La tigre e la neve rivela e fa riemergere solo alla fine quel già di aspettato a metà della narrazione, con la stessa finta ingenuità fanciullesca.
E la poesia non c'entra? I film di Benigni non sono più poetici, di poesia ci si contorna solo la pellicola e quel nastro argenteo che colora di nominations, di poesia ci si tuffa solo descrivendo il protagonista Attilio con i suoi sogni d'amore, d'unione, di reciproco desiderio che richiama quel gusto da satyricon, nobile di interrompere il flusso di finta e (a volte si vorrebbe che fosse così), teatrale compassione nei confronti di un conflitto. 

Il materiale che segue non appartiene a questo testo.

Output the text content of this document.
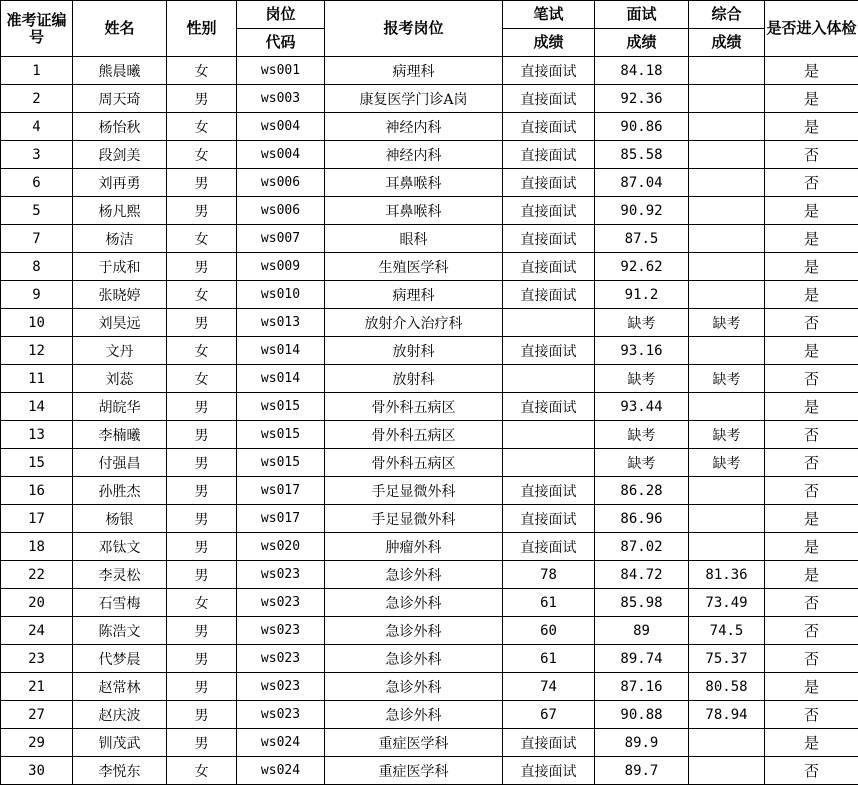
准考证编号	姓名	性别	岗位	报考岗位	笔试	面试	综合	是否进入体检
			代码		成绩	成绩	成绩	
1	熊晨曦	女	ws001	病理科	直接面试	84.18		是
2	周天琦	男	ws003	康复医学门诊A岗	直接面试	92.36		是
4	杨怡秋	女	ws004	神经内科	直接面试	90.86		是
3	段剑美	女	ws004	神经内科	直接面试	85.58		否
6	刘再勇	男	ws006	耳鼻喉科	直接面试	87.04		否
5	杨凡熙	男	ws006	耳鼻喉科	直接面试	90.92		是
7	杨洁	女	ws007	眼科	直接面试	87.5		是
8	于成和	男	ws009	生殖医学科	直接面试	92.62		是
9	张晓婷	女	ws010	病理科	直接面试	91.2		是
10	刘昊远	男	ws013	放射介入治疗科		缺考	缺考	否
12	文丹	女	ws014	放射科	直接面试	93.16		是
11	刘蕊	女	ws014	放射科		缺考	缺考	否
14	胡皖华	男	ws015	骨外科五病区	直接面试	93.44		是
13	李楠曦	男	ws015	骨外科五病区		缺考	缺考	否
15	付强昌	男	ws015	骨外科五病区		缺考	缺考	否
16	孙胜杰	男	ws017	手足显微外科	直接面试	86.28		否
17	杨银	男	ws017	手足显微外科	直接面试	86.96		是
18	邓钛文	男	ws020	肿瘤外科	直接面试	87.02		是
22	李灵松	男	ws023	急诊外科	78	84.72	81.36	是
20	石雪梅	女	ws023	急诊外科	61	85.98	73.49	否
24	陈浩文	男	ws023	急诊外科	60	89	74.5	否
23	代梦晨	男	ws023	急诊外科	61	89.74	75.37	否
21	赵常林	男	ws023	急诊外科	74	87.16	80.58	是
27	赵庆波	男	ws023	急诊外科	67	90.88	78.94	否
29	钏茂武	男	ws024	重症医学科	直接面试	89.9		是
30	李悦东	女	ws024	重症医学科	直接面试	89.7		否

La poesia entra in ballo, ballando col suo stesso firmatario, non solo dentro il film ma anche nel suo farsi, nel suo fuori. 
Come Attilio spiega ai suoi studenti il come (fare poesia, essere poeti o solamente-ed è poco?- essere ed esserlo-Poesia-), La tigre e la neve sono debitrici e profane di spiegarne,svelarne,sbiancarne il perchè, anche se questo era, in un primo tempo sentimento ed insieme significato appeso ad una corda, come un amico sentito e richiamato improvvisamente dall'istinto di repressione (anche artistica se la si comprende), ed insegu(ì)to e portato, come dallo stesso vento d'inquadrature, rinchiuso in una gabbia o nuvola di ... che solo Vittoria alla fine poteva incontrare.
Un film-continuazione che aspetta anche la nuova stagione e Storia cinematografica piena di ironia, "buon"senso e gusto cinico ma "benignano".
di Denise Spinelli, 5 dicembre 2005.